Prognostic significance of IKZF1 deletions and IKZF1plus profile in children with B-cell precursor acute lymphoblastic leukemia treated according to the ALL-IC BFM 2009 protocol

The strongest predictors of outcome in pediatric B-cell precursor acute lymphoblastic leukemia (BCP-ALL) are minimal residual disease (MRD) and specific molecular abnormalities. One unfavorable prognostic factor is the presence of IKZF1 gene aberrations, particularly when co-occurring with high MRD level at the end of induction treatment. The present study determines the predictive value of a recently-defined IKZF1-plus (IKZF1(plus)) microdeletion profile in 373 children with BCP-ALL treated according to the ALL-intercontinental Berlin-Frankfurt-Munster protocol 2009 protocol. IKZF1-wild type (IKZF1(wt)) patients demonstrated lower leukemic burden parameters than those carrying IKZF1 deletion (IKZF1(del) [n = 26, 7.0%]) or IKZF1(plus) pattern (n = 34, 9.1%): (i) median blast percentage at diagnosis (78.0% vs. 86.9% vs. 86.0%; p = 0.021); (ii) median MRD level at day 15 of induction protocol (0.3% vs. 2.1% vs. 0.8%; p = 0.011); (iii) poor steroid response (7.6% vs. 26.5% vs. 12.5%; p = 0.010). Minimal residual disease level at day 33 (MRD33) exceeding 10(-4) was more frequently observed in both the IKZF1(del) and IKZF1(plus) subgroups than in IKZF1(wt) patients (n = 9 [36.0%] vs. n = 13 [41.9%] vs. n = 70 [24.0%], p = 0.051).

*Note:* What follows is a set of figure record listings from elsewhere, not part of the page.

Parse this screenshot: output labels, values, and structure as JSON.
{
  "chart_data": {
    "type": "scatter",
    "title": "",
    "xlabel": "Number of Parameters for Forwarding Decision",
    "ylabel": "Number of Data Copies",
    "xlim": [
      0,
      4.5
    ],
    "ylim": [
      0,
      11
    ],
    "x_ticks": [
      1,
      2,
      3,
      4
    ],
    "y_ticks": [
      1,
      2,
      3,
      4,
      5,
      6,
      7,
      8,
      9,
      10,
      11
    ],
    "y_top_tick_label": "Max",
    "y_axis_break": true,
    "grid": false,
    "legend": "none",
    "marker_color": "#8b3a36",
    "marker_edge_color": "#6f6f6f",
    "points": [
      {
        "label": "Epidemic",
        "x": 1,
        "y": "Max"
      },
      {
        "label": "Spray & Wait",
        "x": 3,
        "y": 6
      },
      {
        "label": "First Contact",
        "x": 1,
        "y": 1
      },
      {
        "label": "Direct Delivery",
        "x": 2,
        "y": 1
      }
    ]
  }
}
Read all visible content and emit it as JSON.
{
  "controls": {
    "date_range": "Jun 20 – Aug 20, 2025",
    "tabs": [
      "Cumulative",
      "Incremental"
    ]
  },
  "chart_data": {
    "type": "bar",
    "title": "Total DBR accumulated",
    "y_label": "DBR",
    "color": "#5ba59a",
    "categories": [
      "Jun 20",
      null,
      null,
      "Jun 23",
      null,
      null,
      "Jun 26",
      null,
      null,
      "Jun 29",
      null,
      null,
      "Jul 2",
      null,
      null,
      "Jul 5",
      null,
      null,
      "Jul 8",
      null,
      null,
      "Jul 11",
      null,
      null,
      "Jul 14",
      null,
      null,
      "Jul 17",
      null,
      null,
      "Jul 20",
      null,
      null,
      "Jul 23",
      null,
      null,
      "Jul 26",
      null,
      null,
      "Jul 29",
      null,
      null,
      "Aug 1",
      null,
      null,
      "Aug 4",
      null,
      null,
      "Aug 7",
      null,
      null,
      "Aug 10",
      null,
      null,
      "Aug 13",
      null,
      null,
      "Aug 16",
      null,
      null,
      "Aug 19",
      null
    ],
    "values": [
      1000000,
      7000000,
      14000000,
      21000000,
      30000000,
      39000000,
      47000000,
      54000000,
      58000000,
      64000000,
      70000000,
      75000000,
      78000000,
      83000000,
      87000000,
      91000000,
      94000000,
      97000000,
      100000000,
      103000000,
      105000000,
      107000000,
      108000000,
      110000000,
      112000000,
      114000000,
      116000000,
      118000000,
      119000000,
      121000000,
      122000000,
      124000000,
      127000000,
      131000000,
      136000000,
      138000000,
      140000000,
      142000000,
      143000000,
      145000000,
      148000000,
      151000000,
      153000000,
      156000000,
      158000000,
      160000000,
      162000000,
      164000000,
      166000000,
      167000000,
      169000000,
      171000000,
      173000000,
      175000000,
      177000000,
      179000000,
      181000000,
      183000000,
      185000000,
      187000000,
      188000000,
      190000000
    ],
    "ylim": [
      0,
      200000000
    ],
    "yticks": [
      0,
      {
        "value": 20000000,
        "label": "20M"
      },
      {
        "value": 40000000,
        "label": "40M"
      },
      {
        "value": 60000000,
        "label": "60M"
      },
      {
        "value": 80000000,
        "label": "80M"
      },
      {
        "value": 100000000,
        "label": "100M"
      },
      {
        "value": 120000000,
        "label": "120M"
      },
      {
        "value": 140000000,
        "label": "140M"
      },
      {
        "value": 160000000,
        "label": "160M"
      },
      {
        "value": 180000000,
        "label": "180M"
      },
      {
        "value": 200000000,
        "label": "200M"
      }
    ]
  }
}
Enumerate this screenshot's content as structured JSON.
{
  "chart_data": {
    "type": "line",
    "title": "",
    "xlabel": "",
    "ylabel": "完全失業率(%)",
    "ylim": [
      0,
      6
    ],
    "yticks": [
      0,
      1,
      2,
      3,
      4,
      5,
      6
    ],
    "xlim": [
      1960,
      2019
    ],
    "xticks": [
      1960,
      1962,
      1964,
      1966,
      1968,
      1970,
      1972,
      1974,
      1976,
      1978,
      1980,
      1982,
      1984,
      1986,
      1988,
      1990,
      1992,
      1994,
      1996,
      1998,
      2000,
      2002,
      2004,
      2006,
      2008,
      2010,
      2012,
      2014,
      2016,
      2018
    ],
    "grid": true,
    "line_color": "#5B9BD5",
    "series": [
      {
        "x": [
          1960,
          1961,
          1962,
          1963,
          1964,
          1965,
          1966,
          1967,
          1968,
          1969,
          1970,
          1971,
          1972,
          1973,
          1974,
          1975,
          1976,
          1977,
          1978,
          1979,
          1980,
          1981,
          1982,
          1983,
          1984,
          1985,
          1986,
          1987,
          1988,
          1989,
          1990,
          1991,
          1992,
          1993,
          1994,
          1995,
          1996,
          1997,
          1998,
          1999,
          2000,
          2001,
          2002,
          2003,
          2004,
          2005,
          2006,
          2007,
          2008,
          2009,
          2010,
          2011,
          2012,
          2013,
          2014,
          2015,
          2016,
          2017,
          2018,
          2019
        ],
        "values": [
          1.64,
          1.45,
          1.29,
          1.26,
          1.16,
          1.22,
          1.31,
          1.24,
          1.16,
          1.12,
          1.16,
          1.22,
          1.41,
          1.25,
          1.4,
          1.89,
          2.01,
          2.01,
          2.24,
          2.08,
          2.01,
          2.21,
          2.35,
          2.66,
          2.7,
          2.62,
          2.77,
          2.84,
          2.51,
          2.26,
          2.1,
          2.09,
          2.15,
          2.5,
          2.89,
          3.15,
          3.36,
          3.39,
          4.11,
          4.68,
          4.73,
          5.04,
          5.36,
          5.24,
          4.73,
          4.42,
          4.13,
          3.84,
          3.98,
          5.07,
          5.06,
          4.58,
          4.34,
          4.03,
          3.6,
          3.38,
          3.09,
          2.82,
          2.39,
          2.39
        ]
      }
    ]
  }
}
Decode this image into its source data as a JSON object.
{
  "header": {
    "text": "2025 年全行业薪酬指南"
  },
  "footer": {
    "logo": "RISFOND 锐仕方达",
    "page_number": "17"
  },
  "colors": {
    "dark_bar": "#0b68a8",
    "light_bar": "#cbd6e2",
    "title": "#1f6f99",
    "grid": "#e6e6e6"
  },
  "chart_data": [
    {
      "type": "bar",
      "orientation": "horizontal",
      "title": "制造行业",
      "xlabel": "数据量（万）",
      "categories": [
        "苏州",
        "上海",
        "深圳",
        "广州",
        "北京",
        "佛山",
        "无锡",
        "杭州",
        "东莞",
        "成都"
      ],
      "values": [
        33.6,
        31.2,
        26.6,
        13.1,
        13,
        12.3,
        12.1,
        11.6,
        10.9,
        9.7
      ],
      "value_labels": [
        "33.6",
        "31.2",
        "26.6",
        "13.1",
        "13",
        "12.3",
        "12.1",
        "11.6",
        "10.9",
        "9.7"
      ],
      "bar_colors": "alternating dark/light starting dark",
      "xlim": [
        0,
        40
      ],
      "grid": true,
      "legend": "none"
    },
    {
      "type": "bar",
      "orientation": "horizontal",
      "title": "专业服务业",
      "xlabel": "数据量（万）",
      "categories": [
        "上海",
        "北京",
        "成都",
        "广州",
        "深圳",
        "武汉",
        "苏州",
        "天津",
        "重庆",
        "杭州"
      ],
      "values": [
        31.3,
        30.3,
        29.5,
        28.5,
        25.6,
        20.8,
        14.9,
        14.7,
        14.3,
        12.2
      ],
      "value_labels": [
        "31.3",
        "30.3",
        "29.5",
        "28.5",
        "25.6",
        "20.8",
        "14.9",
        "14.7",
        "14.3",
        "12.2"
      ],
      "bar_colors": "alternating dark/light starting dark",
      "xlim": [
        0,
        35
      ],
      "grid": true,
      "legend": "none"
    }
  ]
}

IKZF1(plus) individuals showed a tendency for a lower MRD reduction between day 15 and 33 compared to IKZF1(del) patients (p = 0.124). IKZF1(del) and IKZF1(plus) patients showed decreased relapse-free survival (HR [95%CI] for IKZF1(wt) as reference = 2.72 [1.21-6.11] and 2.00 [0.87-4.49], respectively, p = 0.023). Both genetic markers including IKZF1(del) and IKZF1(plus) microdeletion profile provide additional predictive value of treatment outcome in childhood BCP-ALL and may contribute to more efficient patient stratification; the same is true in MRD guided protocols, which are based on flow cytometric measurements on day 15 of induction protocol.

Automated summary

The presence of minimal residual disease (MRD) and specific molecular abnormalities, such as IKZF1 gene aberrations, are strong predictors of outcome in pediatric B-cell precursor acute lymphoblastic leukemia (BCP-ALL). A recently-defined IKZF1-plus microdeletion profile can provide additional predictive value for treatment outcome in childhood BCP-ALL and contribute to more efficient patient stratification.